In der Defensive formierten sich die Ukrainer im flachen 4-4-2, das den Vorteil von klaren Zuordnungen hatte. Die Abwehrreihe stand relativ hoch, sodass die Räume sehr eng wurden. Praktisch überall auf dem Feld gab es 1gegen1-Situationen, die von den Engländern aber kaum gesucht wurden.
Ukrainischer Spielaufbau – Tymoschchuk als abkippender Sechser und dritter Innenverteidiger
In Ballbesitz wirkte das ukrainische Spiel oft chaotisch, jedoch gab es einige klare taktische Mittel, die dazu führten, dass die Ukraine über weite Strecken die bessere Mannschaft war.
Tymoschchuk spielte als abkippender Sechser und holte sich viele Bälle im Raum hinter dem extrem weit aufrückenden Rechtsverteidiger Gusev ab. In der Regel begeben sich die abkippenden Sechser, zum Beispiel Schweinsteiger bei Bayern oder Alonso bei Real, nach dem Weiterspielen des Balles zurück in den zentralen Mittelfeldbereich. Dort dienen sie dann als sichere Anspielstation und als Absicherung gegen Konter.
Tymoschshuk allerdings interpretierte diese Rolle anders. Nachdem er den Ball, den er sich im Raum hinter Gusev abholte, blieb er in diesem Bereich und formierte gemeinsam mit den Innenverteidigern Khacheridi und Rakitskiy eine Dreierkette.
Diese konnte die beiden englischen Stürmer leicht umspielen, auch bei Kontern hatte man einen Mann Überzahl.
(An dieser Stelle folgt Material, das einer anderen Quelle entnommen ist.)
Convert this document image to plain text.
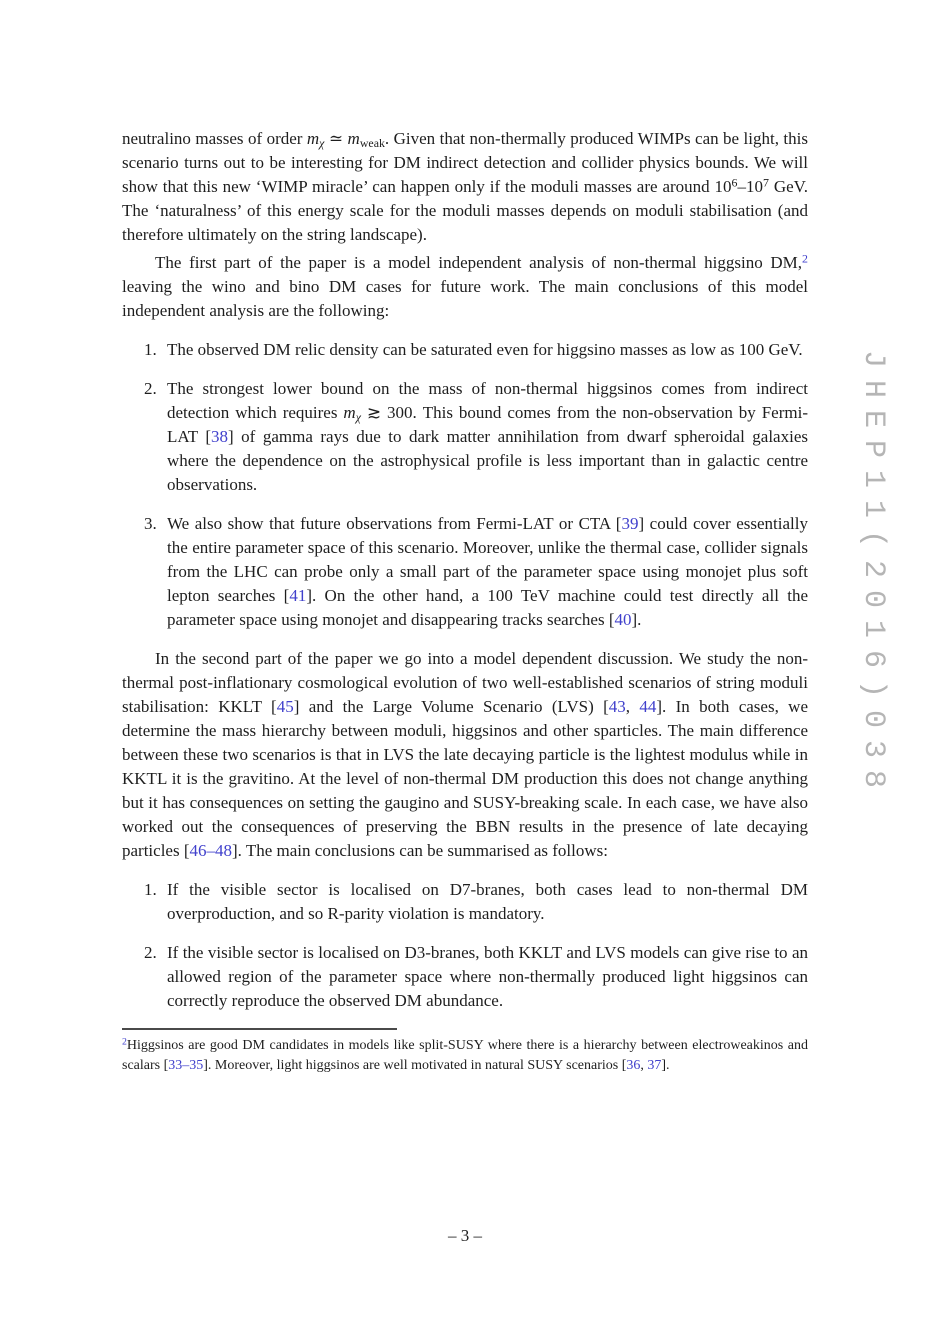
neutralino masses of order mχ ≃ mweak. Given that non-thermally produced WIMPs can be light, this scenario turns out to be interesting for DM indirect detection and collider physics bounds. We will show that this new ‘WIMP miracle’ can happen only if the moduli masses are around $10^6-10^7$ GeV. The ‘naturalness’ of this energy scale for the moduli masses depends on moduli stabilisation (and therefore ultimately on the string landscape).

The first part of the paper is a model independent analysis of non-thermal higgsino DM,$^2$ leaving the wino and bino DM cases for future work. The main conclusions of this model independent analysis are the following:

1. The observed DM relic density can be saturated even for higgsino masses as low as 100 GeV.
2. The strongest lower bound on the mass of non-thermal higgsinos comes from indirect detection which requires mχ ≳ 300. This bound comes from the non-observation by Fermi-LAT [38] of gamma rays due to dark matter annihilation from dwarf spheroidal galaxies where the dependence on the astrophysical profile is less important than in galactic centre observations.
3. We also show that future observations from Fermi-LAT or CTA [39] could cover essentially the entire parameter space of this scenario. Moreover, unlike the thermal case, collider signals from the LHC can probe only a small part of the parameter space using monojet plus soft lepton searches [41]. On the other hand, a 100 TeV machine could test directly all the parameter space using monojet and disappearing tracks searches [40].

In the second part of the paper we go into a model dependent discussion. We study the non-thermal post-inflationary cosmological evolution of two well-established scenarios of string moduli stabilisation: KKLT [45] and the Large Volume Scenario (LVS) [43, 44]. In both cases, we determine the mass hierarchy between moduli, higgsinos and other sparticles. The main difference between these two scenarios is that in LVS the late decaying particle is the lightest modulus while in KKTL it is the gravitino. At the level of non-thermal DM production this does not change anything but it has consequences on setting the gaugino and SUSY-breaking scale. In each case, we have also worked out the consequences of preserving the BBN results in the presence of late decaying particles [46–48]. The main conclusions can be summarised as follows:

1. If the visible sector is localised on D7-branes, both cases lead to non-thermal DM overproduction, and so R-parity violation is mandatory.
2. If the visible sector is localised on D3-branes, both KKLT and LVS models can give rise to an allowed region of the parameter space where non-thermally produced light higgsinos can correctly reproduce the observed DM abundance.

$^2$Higgsinos are good DM candidates in models like split-SUSY where there is a hierarchy between electroweakinos and scalars [33–35]. Moreover, light higgsinos are well motivated in natural SUSY scenarios [36, 37].

JHEP11(2016)038
– 3 –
Tymoschchuk rückte erst aus der Kette heraus, wenn die aufrückenden Außenverteidiger wieder hinten waren – um dann nach Ballgewinn wieder auf die Position des rechten Innenverteidigers zu gehen.
Warum die Ukraine das Mittelfeldzentrum verwaisen ließ
Garmash der auf dem Papier neben bzw. etwas vor Tymoschchuk spielen sollte, agierte recht hoch, sodass aufgrund Tymoschchuks Positionierung häufig ein großes Loch in der Spielfeldmitte entstand. Normalerweise gilt dies als klarer taktischer Fehler, doch in diesem Spiel machte diese Vorgehensweise Sinn.
Da Parker sowieso nicht gern vertikal agiert und in die Spitze startet, Gerrard aufgrund der auf Sicherheit beruhenden Spielanlage des Teams auch eher konservativ agierte und Rooney nur selten ins Mittelfeld zurückfiel drohte der Ukraine durch das Mittelfeldzentrum also quasi keine Gefahr.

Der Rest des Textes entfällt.